What are we thinking about when we think about honor?

Many of us think about superheroes. About Batman and his tireless fight against crime to avenge the deaths of his parents. About Superman and his staunchness about the lines of good and evil, the lines he will never cross. We imagine them to believe in things that, at the end of the day, are ideals worth upholding, and taking pride in the struggle therein. We all have such firm beliefs in this sense of struggle, this trial of faith, and that we will arise the better for it.

Others think about honor as memorials. When Christians bury the dead, a gravestone is erected to enshrine their memory, to put a physical imprint on the earth in place of those who are gone. Artists, by their craft, seek to honor the millions that have come before them, painting, sculpting and sketching in the way of Da Vinci, Monet, Stuart and so many more. By preserving memory, we humans are vain enough to believe that something of the past still remains within ourselves; that by the act of the mind alone, we safeguard honor forever. It is a powerful form of devotion we perform, to remember the world in such a way.

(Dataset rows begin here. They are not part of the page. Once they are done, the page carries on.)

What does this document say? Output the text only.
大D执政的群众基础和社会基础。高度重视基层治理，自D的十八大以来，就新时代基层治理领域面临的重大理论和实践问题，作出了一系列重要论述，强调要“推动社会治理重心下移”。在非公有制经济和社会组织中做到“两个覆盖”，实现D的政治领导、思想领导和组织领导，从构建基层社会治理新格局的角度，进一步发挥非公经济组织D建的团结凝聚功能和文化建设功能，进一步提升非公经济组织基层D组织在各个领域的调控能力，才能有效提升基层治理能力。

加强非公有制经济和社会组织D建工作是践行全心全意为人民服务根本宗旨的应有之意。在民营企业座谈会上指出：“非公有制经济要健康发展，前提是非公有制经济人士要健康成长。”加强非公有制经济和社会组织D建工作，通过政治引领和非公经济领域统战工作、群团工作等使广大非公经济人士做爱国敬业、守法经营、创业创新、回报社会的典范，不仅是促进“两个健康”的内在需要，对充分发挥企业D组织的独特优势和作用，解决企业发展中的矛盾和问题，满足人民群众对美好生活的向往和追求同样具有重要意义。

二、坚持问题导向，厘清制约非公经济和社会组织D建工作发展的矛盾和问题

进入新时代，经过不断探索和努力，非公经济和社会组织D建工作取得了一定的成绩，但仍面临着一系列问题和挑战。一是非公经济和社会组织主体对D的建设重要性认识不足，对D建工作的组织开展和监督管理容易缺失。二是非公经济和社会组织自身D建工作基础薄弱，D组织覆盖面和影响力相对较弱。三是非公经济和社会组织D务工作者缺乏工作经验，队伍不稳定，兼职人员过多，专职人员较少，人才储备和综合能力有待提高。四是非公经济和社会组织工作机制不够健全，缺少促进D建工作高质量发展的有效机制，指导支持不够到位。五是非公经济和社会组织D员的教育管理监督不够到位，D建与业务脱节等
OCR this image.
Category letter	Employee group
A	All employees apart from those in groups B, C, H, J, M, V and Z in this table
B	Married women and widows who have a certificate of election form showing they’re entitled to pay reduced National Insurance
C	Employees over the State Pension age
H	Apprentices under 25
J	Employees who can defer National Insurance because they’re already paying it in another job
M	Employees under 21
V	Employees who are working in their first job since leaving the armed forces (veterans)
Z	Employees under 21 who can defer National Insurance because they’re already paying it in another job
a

Fundamentally, behind both conceptions of honor, there is a thought. That thought is that by holding ourselves to some standard, by following some path we believe righteous and true, we are good people. Honorable deeds and words, in turn, come from and create honorable people. We do what we do because we seek a feeling of self-worth that will set us apart from those who follow a different code. Searching for honor, any way you slice it, is an inherently selfish act.

Sanatan Dharm teaches us this. It is not a bad thing to commit honorable deeds, and it most certainly is not good to live by an evil code. The great error comes from within our minds, from our firm belief that, at the end of the day, the way we are living is right and true, no matter what anyone else says. Maharajji compares humans to donkeys so often, in so many of his jokes, stories and speeches. It’s not without a grain of truth, though: we’re all stubborn about one thing or another, and very comfortably set in our ways.

Walking the path of devotion sets one’s feet firmly in honor. You are embarking on a journey that uncountable souls have travelled before, that is rooted in the idea of the Divine, that is strengthened with the power of Radha and Krishna. But our primary mode of thinking cannot be one of self-improvement. We have to embrace humility, not honor. What we are doing is not for ourselves, it is for Those whom we love. We cannot elevate ourselves from our pitiable condition, super-powers or not. Only on the path of love, walking with our hearts high but our ego low, can we hope for anything even close to real honor.